Reporter: Patsy HudsonMany South Africans are not, by nature, bus-users. Figures released last year showed that only 1.2 million Gautengers commuted by bus daily - with 1.3 million using trains and 2.6 million using minibus taxis.
The balance were, presumably, on foot, on horseback or on the roads - vying for pole position or that elusive parking space someone else always finds first. Or they're on holiday - probably having preferred to fly to their destinations, via the international or domestic departure doorways.
So it's not surprising that so few South Africans know about Baz Bus that plies South Africa's roads between Pretoria, Durban and Cape Town, carrying camera-clutched foreigners between one backpacker lodge and another on specific routes.
The buses used to travel through the Karoo, too, with Kimberley being an obligatory overnight stay. But too many comments of "lose the Karoo!" and "nobody told us SA had more mountains than the one in Cape Town!" from overseas visitors - in the on-board comments book - resulted in Cape Town based Baz-Bus boss Barry Seidel coming up with the following plans: Alternative routes between Johannesburg and Durban More, and smaller, buses with trailers; and Different fares for those using the Baz-Bus only for the Durban-Pretoria route.
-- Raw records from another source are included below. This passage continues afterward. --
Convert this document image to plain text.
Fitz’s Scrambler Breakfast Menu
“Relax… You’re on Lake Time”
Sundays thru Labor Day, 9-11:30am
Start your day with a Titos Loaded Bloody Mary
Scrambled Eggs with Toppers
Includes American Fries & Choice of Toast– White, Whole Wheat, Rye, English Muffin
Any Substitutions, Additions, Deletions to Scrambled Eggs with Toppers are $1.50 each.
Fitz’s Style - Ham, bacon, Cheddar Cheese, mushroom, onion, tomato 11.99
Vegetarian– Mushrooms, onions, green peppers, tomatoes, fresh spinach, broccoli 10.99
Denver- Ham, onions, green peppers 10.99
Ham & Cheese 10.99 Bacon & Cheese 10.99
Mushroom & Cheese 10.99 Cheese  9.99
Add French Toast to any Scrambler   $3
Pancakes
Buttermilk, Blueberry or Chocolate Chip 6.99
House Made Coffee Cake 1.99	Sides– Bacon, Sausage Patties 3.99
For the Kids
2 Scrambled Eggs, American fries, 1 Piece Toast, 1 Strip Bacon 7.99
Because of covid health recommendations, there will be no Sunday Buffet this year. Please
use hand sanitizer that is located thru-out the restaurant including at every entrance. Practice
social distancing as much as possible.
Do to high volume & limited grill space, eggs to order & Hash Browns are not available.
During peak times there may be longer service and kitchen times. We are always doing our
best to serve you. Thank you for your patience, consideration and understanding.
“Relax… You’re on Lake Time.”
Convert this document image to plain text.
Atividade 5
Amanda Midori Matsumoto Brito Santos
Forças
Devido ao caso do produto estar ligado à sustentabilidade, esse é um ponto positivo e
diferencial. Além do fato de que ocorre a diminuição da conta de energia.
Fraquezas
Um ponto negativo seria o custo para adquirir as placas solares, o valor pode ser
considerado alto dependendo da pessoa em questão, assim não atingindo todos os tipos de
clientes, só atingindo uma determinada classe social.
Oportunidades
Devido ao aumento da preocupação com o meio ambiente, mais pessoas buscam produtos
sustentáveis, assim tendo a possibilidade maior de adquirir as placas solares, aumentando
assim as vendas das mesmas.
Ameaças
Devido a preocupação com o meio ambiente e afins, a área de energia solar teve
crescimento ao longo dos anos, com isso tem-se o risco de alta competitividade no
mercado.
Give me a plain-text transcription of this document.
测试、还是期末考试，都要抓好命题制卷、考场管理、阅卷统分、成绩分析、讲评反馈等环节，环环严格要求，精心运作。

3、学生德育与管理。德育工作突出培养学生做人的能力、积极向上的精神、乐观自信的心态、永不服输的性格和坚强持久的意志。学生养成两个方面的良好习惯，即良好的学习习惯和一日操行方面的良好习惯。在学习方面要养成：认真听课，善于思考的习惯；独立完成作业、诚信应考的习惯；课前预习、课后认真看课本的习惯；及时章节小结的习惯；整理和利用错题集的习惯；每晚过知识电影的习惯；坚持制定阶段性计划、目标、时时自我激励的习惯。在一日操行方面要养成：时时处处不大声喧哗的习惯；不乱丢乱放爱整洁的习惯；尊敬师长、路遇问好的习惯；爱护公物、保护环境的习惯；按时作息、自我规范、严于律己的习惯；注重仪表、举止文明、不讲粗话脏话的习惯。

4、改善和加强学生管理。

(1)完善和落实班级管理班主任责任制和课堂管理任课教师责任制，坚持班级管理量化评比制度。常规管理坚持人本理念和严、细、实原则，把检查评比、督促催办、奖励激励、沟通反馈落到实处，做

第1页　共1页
Most passengers buy their tickets overseas or on the internet for the foreign currency equivalent of R1 000. This entitles them to take as long as they like - and to hop-on, hop-off, as often as they want to - between Cape Town and Pretoria. They can, for example, even leave the country at any point, and return to their point-of-departure position at any time to continue the journey from there - as long as they don't backtrack.
This means that visitors don't lose out if there's an emergency at home - and ensures their return to SA.
The backpacker lodges are just as accommodating about cancelled bookings in an emergency, visitors have found.
The main advantage of using the Baz-Bus, of course, is that from the high vantage point of the Mercedes 16-seater buses both the would-have-been driver and the would-have-been map reader can drink in the scenery - without the stress of wondering what they're supposed to be swigging, when confronted with a road sign saying, simple "Swig!" (Only Hollanders realise it's Afrikaans for "Yield!")
The door-to-door service between backpacker lodges is another bonus, as most of the passengers book into a lodge. But some hop off at a lodge and hop straight into a taxi or hotel-combi for more upmarket accommodation. It's not a condition of Baz-Bus travel that you sleep in a backpackers lodge. Chances are, if you do, you won't get much sleep anyway, as there are nightly reunions taking place all over the country between friendly backpackers who catch up with each other en route.
The biggest decision bus-bunnies have to make upfront is whether to travel between Johannesburg from Durban via Drakensberg, where Winterton is the most popular hop-off point, or via Swaziland - where Manzini is a compulsory overnight stay. For South Africans, cost could be the deciding factor: the day-long trip between Pretoria or Johannesburg via the Berg is only R190, where as the longer, via-Swaziland route costs R440.
Accommodation at the lodges ranges between R45 a night in a dormitory and R125 for the right to snor alone. But the Swazi route, via Mpumalanga's N4, offers 11 stopover points, including the popular St. Lucia wetlands World Heritage sites in Northern Kwazulu-Natal. Returning on this route from Durban, the first stop is for an "eat-as-much-as-you-like-for- only-R20" breakfast at Ballito Backpackers. This lodge, which is right on the beach, gets rave reviews from young and old.
As does Manzini's Swazi Backpackers, offering ethnic food, possibly the biggest shaded outdoor "coffee table" in the kingdom, and night trips to the Cuddle Puddle hot springs at the nearby Royal Swazi Spa. Manzini seems, for many backpackers, to be a good place to "regroup amongst themselves" as Irishman John Grey put it. It's also a penultimate stop for many whose next port of call is Johannesburg International Airport.
The Swazi customs officers are not officious like those often encountered at the Beit Bridge border. The descendants of King Mswati seem interested only in whether you are bringing in any "substances" - and in a tone of voice that suggests that actually have enough of the stuff in the country already, thank you.
The cheaper fare via the Drakensberg is a bonus for hikers and mountaineers on the bus. Many of them have just completed Mission Impossible - summiting "Killer manjaro" in Tanzania - so for them, climbing any one of the peaks in the Dragon Mountain Range is a walk in the park.
But for South Africans who have cottoned on to the Baz-Bus, this route is major bonus.